Tshekedi faced a bigger problem than his father. During his reign, the white man’s alcohol that the celebrated three dikgosi had sought to keep out of their territories was sold in “wet areas” that were in crown land ÔÇô which were essentially whites-only areas. However, people living in “dry” tribal territories could apply to buy the alcohol.
The whole of Botswana became a wet area after the country became independent and people could drink as much as their pockets would allow them. That was the situation that Lieutenant General Ian Khama, Khama III’s great grandson and current Bangwato kgosi, came into when he became president on April 1, 2008. The Liquor Act, which drastically reduced trading hours for establishments that sell alcohol, came into effect on that day. Khama followed that up by introducing a levy that was designed to make alcohol expensive and unaffordable. He has not admitted defeat but as he steps down next April, his war against alcohol has not been successful.

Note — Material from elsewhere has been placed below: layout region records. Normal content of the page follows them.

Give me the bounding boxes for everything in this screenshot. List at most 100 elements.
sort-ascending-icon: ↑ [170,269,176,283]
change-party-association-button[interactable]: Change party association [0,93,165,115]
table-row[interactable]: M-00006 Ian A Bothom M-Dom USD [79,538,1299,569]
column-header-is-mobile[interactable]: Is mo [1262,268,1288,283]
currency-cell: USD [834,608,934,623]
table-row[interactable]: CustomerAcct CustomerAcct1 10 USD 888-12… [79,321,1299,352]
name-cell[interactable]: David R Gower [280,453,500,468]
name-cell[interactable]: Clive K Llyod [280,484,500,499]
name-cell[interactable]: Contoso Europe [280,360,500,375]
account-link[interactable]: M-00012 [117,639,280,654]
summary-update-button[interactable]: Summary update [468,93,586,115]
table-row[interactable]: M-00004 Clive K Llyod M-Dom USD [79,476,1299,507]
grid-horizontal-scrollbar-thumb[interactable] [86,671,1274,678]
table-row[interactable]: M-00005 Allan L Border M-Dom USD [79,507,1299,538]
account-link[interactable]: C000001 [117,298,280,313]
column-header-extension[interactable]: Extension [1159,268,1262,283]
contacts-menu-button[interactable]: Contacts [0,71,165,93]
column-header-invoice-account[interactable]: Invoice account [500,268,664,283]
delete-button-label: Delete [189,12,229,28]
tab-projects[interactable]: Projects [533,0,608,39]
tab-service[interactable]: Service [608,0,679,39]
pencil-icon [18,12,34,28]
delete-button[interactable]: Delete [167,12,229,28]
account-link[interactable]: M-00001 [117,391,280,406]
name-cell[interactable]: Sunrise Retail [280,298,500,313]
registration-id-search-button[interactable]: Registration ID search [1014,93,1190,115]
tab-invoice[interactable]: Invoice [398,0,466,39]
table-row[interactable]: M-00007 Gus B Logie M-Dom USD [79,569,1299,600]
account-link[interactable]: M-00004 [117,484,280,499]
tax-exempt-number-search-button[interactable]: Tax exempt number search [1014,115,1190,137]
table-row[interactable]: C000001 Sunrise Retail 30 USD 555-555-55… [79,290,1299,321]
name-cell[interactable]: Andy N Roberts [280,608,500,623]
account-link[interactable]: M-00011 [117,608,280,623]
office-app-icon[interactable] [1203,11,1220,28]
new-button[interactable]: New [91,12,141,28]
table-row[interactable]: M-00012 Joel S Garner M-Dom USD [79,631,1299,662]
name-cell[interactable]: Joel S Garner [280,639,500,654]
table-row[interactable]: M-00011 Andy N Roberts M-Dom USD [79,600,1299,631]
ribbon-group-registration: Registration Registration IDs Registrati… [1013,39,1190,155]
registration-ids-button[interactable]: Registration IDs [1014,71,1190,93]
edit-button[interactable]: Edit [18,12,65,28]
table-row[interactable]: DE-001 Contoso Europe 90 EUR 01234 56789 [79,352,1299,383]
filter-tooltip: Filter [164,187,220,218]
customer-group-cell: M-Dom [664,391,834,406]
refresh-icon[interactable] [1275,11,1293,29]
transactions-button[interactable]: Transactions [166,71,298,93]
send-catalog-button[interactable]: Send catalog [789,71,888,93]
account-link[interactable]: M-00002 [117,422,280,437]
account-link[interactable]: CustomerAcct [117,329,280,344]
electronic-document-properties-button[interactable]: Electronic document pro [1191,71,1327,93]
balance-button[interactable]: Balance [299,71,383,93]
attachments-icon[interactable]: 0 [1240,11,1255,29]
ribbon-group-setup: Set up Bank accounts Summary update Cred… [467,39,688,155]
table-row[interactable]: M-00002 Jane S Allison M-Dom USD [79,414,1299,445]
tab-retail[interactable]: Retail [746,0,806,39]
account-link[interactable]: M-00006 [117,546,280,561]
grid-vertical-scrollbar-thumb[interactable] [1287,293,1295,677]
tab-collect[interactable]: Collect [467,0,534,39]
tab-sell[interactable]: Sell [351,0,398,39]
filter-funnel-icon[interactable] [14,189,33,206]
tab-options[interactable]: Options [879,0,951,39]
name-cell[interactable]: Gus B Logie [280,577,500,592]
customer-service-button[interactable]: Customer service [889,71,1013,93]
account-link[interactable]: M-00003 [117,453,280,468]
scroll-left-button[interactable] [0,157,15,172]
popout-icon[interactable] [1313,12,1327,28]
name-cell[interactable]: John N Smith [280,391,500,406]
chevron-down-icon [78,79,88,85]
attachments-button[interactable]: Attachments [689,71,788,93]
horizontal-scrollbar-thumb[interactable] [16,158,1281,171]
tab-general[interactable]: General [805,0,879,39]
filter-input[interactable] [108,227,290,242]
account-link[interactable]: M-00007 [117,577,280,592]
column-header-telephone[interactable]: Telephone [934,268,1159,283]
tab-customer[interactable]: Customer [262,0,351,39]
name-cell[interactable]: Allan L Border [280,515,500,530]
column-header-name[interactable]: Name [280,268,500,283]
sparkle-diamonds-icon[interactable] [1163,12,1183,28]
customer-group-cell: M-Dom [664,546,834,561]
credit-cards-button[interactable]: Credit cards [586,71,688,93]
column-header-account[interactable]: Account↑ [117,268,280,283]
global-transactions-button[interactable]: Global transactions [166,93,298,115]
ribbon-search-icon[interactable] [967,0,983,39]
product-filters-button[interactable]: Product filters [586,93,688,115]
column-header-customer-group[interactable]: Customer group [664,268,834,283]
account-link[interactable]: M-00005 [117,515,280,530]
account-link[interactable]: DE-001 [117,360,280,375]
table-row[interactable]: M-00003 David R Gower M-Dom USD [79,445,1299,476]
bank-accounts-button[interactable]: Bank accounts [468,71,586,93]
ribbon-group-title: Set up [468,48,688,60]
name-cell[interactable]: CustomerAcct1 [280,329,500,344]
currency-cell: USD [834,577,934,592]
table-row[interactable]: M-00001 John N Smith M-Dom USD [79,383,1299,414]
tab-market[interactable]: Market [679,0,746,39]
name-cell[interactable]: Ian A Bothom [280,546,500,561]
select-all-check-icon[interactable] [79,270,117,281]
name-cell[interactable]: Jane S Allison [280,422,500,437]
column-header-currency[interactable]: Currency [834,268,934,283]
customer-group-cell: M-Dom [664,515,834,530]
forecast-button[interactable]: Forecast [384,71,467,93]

“An evaluation of the National Alcohol Campaign has also been completed which found that the share of expenditure on alcohol and tobacco has decreased at national level, albeit increased in rural areas. While 60 percent of Batswana have indicated reduced drinking, drinking levels nonetheless remain high with about 18 percent being binge drinkers,” he said in his last state-of-the-nation a fortnight ago.
On the other hand, a study by the University of Botswana found drinking levels to have remained about the same since Khama became president.